Description

Cartilage-based ear reconstruction addresses congenital anomalies, such as microtia, as well as deformities due to trauma or oncologic resection by replacing like with like tissue. Current technique involves the use of the autologous cartilage as the gold standard and involves harvesting patient's own rib cartilage and carving them into different ear subunits, which are then assembled with numerous steel wires. Challenges of this technique include high operator-dependency due to extensive carving, inconsistent outcomes, prolonged anesthesia, and need for wire or suture fixation, leading to wire extrusion, cartilage resorption, and overall high cost. The previously published prototype device utilized specialized blades to standardize this process. Given the complexity of auricular reconstruction and the suboptimal outcomes by most plastic surgeons globally, there is a pressing need for a standardized, enhanced and accessible method for an accurate ear framework.

If successful, this project has the potential to improve plastic surgeons' technical proficiency in producing anatomically accurate auricular frameworks. Achieving these aims could substantially advance reconstructive clinical techniques in clinical practice and broaden access to satisfactory ear reconstruction beyond the limited number of highly specialized centers. Furthermore, the novel blade design has the potential to reduce the need for wire suturing, while also reducing overall framework production time, anesthesia duration, and costs.

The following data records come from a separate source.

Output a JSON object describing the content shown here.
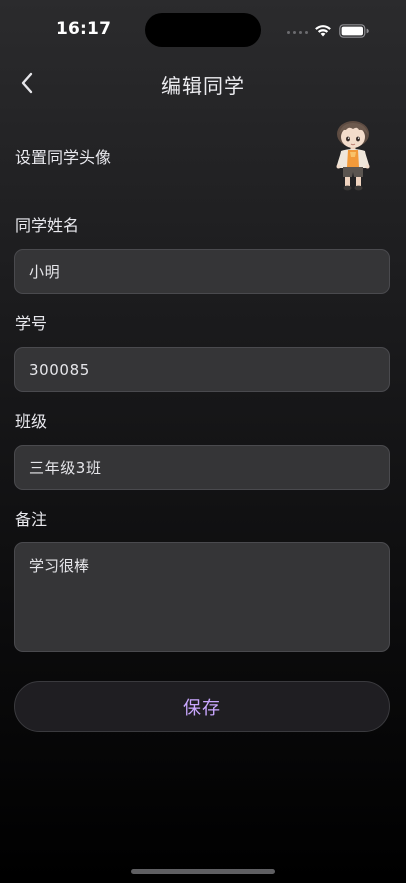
{
  "status_bar": {
    "time": "16:17",
    "icons": [
      "signal-dots-icon",
      "wifi-icon",
      "battery-icon"
    ]
  },
  "nav": {
    "back_icon": "chevron-left-icon",
    "title": "编辑同学"
  },
  "form": {
    "avatar_label": "设置同学头像",
    "name": {
      "label": "同学姓名",
      "value": "小明"
    },
    "student_id": {
      "label": "学号",
      "value": "300085"
    },
    "class": {
      "label": "班级",
      "value": "三年级3班"
    },
    "note": {
      "label": "备注",
      "value": "学习很棒"
    }
  },
  "actions": {
    "save_label": "保存"
  },
  "colors": {
    "accent": "#c9a7ff",
    "input_bg": "#353537",
    "text": "#e9e9ee"
  }
}
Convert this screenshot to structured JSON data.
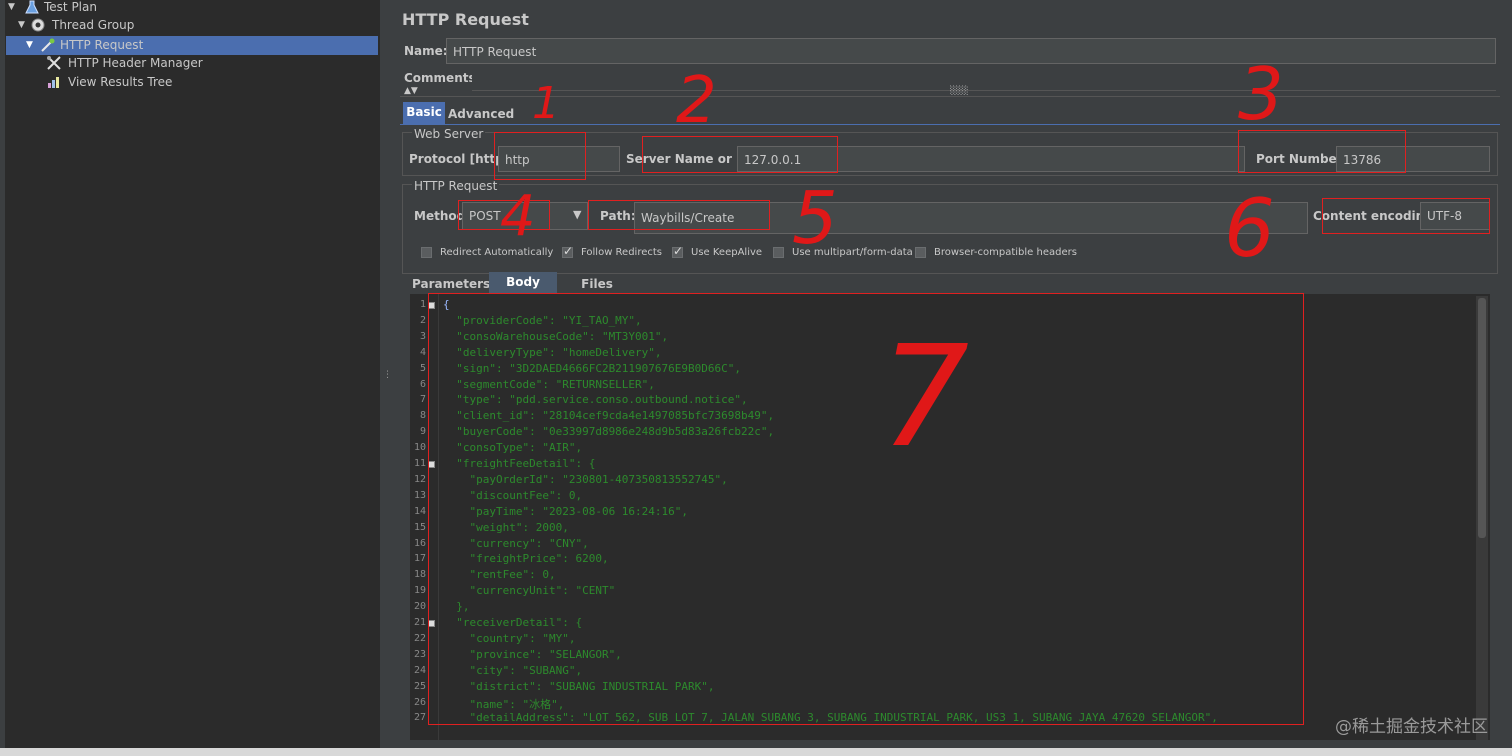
{
  "tree": {
    "nodes": [
      {
        "label": "Test Plan",
        "icon": "flask-icon"
      },
      {
        "label": "Thread Group",
        "icon": "gear-icon"
      },
      {
        "label": "HTTP Request",
        "icon": "pipette-icon",
        "selected": true
      },
      {
        "label": "HTTP Header Manager",
        "icon": "wrench-icon"
      },
      {
        "label": "View Results Tree",
        "icon": "chart-icon"
      }
    ]
  },
  "header": {
    "title": "HTTP Request",
    "name_label": "Name:",
    "name_value": "HTTP Request",
    "comments_label": "Comments:"
  },
  "tabs": {
    "basic": "Basic",
    "advanced": "Advanced"
  },
  "web_server": {
    "section_label": "Web Server",
    "protocol_label": "Protocol [http]:",
    "protocol_value": "http",
    "server_label": "Server Name or IP:",
    "server_value": "127.0.0.1",
    "port_label": "Port Number:",
    "port_value": "13786"
  },
  "http_request": {
    "section_label": "HTTP Request",
    "method_label": "Method:",
    "method_value": "POST",
    "path_label": "Path:",
    "path_value": "Waybills/Create",
    "encoding_label": "Content encoding:",
    "encoding_value": "UTF-8"
  },
  "options": [
    {
      "label": "Redirect Automatically",
      "checked": false
    },
    {
      "label": "Follow Redirects",
      "checked": true
    },
    {
      "label": "Use KeepAlive",
      "checked": true
    },
    {
      "label": "Use multipart/form-data",
      "checked": false
    },
    {
      "label": "Browser-compatible headers",
      "checked": false
    }
  ],
  "body_tabs": {
    "parameters": "Parameters",
    "body_data": "Body Data",
    "files_upload": "Files Upload"
  },
  "code_lines": [
    "{",
    "  \"providerCode\": \"YI_TAO_MY\",",
    "  \"consoWarehouseCode\": \"MT3Y001\",",
    "  \"deliveryType\": \"homeDelivery\",",
    "  \"sign\": \"3D2DAED4666FC2B211907676E9B0D66C\",",
    "  \"segmentCode\": \"RETURNSELLER\",",
    "  \"type\": \"pdd.service.conso.outbound.notice\",",
    "  \"client_id\": \"28104cef9cda4e1497085bfc73698b49\",",
    "  \"buyerCode\": \"0e33997d8986e248d9b5d83a26fcb22c\",",
    "  \"consoType\": \"AIR\",",
    "  \"freightFeeDetail\": {",
    "    \"payOrderId\": \"230801-407350813552745\",",
    "    \"discountFee\": 0,",
    "    \"payTime\": \"2023-08-06 16:24:16\",",
    "    \"weight\": 2000,",
    "    \"currency\": \"CNY\",",
    "    \"freightPrice\": 6200,",
    "    \"rentFee\": 0,",
    "    \"currencyUnit\": \"CENT\"",
    "  },",
    "  \"receiverDetail\": {",
    "    \"country\": \"MY\",",
    "    \"province\": \"SELANGOR\",",
    "    \"city\": \"SUBANG\",",
    "    \"district\": \"SUBANG INDUSTRIAL PARK\",",
    "    \"name\": \"冰格\",",
    "    \"detailAddress\": \"LOT 562, SUB LOT 7, JALAN SUBANG 3, SUBANG INDUSTRIAL PARK, US3 1, SUBANG JAYA 47620 SELANGOR\","
  ],
  "annotations": [
    "1",
    "2",
    "3",
    "4",
    "5",
    "6",
    "7"
  ],
  "watermark": "@稀土掘金技术社区",
  "colors": {
    "selection": "#4b6eaf",
    "annotation": "#e02020",
    "code": "#2d8a2d",
    "background": "#3c3f41"
  }
}
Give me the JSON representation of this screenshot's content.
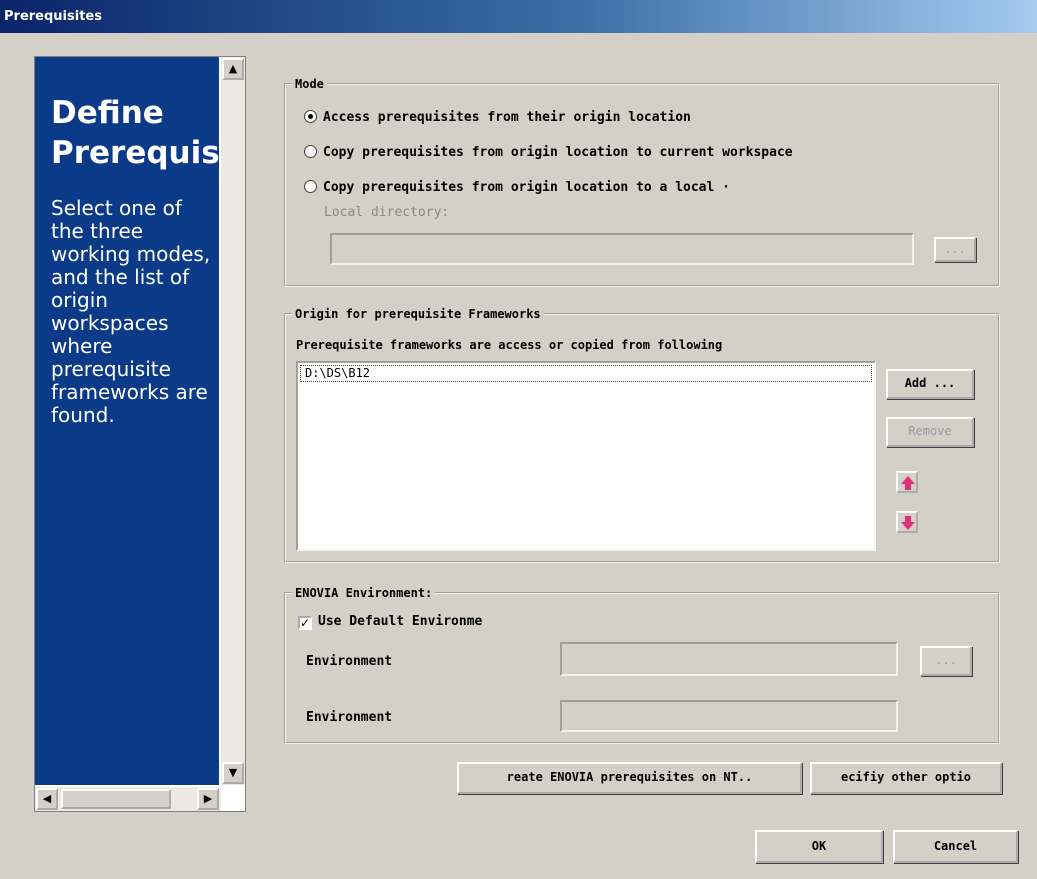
{
  "window": {
    "title": "Prerequisites"
  },
  "help": {
    "title_line1": "Define",
    "title_line2": "Prerequisites",
    "text": "Select one of the three working modes, and the list of origin workspaces where prerequisite frameworks are found."
  },
  "mode": {
    "legend": "Mode",
    "options": [
      {
        "label": "Access prerequisites from their origin location",
        "selected": true
      },
      {
        "label": "Copy prerequisites from origin location to current workspace",
        "selected": false
      },
      {
        "label": "Copy prerequisites from origin location to a local ·",
        "selected": false
      }
    ],
    "local_directory_label": "Local directory:",
    "local_directory_value": "",
    "browse_label": "..."
  },
  "origin": {
    "legend": "Origin for prerequisite Frameworks",
    "description": "Prerequisite frameworks are access or copied from following",
    "items": [
      "D:\\DS\\B12"
    ],
    "add_label": "Add ...",
    "remove_label": "Remove"
  },
  "enovia": {
    "legend": "ENOVIA Environment:",
    "use_default_label": "Use Default Environme",
    "use_default_checked": true,
    "env1_label": "Environment",
    "env1_value": "",
    "env2_label": "Environment",
    "env2_value": "",
    "browse_label": "..."
  },
  "actions": {
    "create_label": "reate ENOVIA prerequisites on NT..",
    "specify_label": "ecifiy other optio"
  },
  "footer": {
    "ok_label": "OK",
    "cancel_label": "Cancel"
  },
  "colors": {
    "help_bg": "#0a3a88",
    "title_gradient_start": "#0a246a",
    "arrow": "#e0307a"
  },
  "icons": {
    "move_up": "arrow-up-icon",
    "move_down": "arrow-down-icon"
  }
}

Comparing hand-carved and blade-cut techniques for cadaveric cartilage, the study will enhance understanding of potential differences in resorption rate between these methods. This study aims to: 1. Promote framework production through precise bladecutting, facilitating the construction of cartilaginous ear frameworks while improving outcomes and reducing operative time and costs; 2. Standardize framework production independently of operator skill. 3. Reduce the number of wires required for construct fixation, further contributing to decreased operative time and cost; 4. Minimize the risk of wire extrusion by limiting wires usage during framework production through the novel blade design. 5. Compare differences in framework appearance, stability, time to production, operative time, intraoperative morbidity, and construct resorption within the first year postoperatively when using cadaveric cartilage.